Графиня вздохнула и, снова обратившись к Серизье, перевела разговор на политические предметы. «Я, правда, рассчитывал, что он очутится в fourchette[213], – размышлял граф, – да, очень редкое стечение карт…» – «…Но кто несет ответственность, если не Гитлер!» – «Об этом двух мнений нет, однако доля ответственности лежит на политике Англии. Нужно было одно из двух: либо объявить Гитлеру…» – «Ах, все лучше, чем война!» – воскликнула графиня, закрывая с ужасом глаза, точно уже видела перед собой горы окровавленных трупов. «В том, что война ужасна, не может быть сомнений, как и в том, что она ничего не разрешает.

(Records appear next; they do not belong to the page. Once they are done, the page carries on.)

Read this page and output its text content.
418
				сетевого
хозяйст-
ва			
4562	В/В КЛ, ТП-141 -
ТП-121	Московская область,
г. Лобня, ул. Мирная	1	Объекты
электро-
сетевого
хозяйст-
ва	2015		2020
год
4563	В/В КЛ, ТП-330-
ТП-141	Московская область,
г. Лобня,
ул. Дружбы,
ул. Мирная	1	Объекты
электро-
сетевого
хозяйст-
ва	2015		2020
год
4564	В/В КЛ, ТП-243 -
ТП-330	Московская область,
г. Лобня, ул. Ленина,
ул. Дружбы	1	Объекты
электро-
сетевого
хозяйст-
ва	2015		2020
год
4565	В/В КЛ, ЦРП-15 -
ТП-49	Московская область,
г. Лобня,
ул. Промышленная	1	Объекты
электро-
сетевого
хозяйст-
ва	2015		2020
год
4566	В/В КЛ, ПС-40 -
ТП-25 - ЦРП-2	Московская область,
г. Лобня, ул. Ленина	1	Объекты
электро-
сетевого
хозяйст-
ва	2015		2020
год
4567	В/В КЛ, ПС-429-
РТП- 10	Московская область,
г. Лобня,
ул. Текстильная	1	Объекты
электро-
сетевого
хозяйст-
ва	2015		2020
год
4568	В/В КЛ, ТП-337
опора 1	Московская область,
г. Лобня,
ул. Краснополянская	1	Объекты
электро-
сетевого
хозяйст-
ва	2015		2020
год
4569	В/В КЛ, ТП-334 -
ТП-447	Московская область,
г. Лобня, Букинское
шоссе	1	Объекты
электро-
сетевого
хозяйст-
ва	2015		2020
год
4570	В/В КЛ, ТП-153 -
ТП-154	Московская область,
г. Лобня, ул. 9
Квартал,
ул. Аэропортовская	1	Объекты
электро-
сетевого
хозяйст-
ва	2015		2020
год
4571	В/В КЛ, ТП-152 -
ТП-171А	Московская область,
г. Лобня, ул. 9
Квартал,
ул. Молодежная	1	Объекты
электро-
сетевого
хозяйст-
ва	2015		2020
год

Но каким способом можно избежать войны? Я думаю, что твердость в отношении Гитлера…» – «В этом, конечно, основной вопрос: до какого предела могут идти уступки Гитлеру», – подтвердил рассеянно граф, думавший о том, насколько разумнее и приятнее было бы играть в бридж, чем вести этот общий, надоевший, везде теперь одинаковый разговор. «Видно, я до конца моих дней обречен слушать мысли о Гитлере!» – подумал Вермандуа. Он тяжело поднялся с кресла.
– Дорогая, я попрошу вашего разрешения воспользоваться телефоном. Этот господин не звонил?
– Нет, не звонил, – смущенно ответила графиня, – вероятно, произошло недоразумение.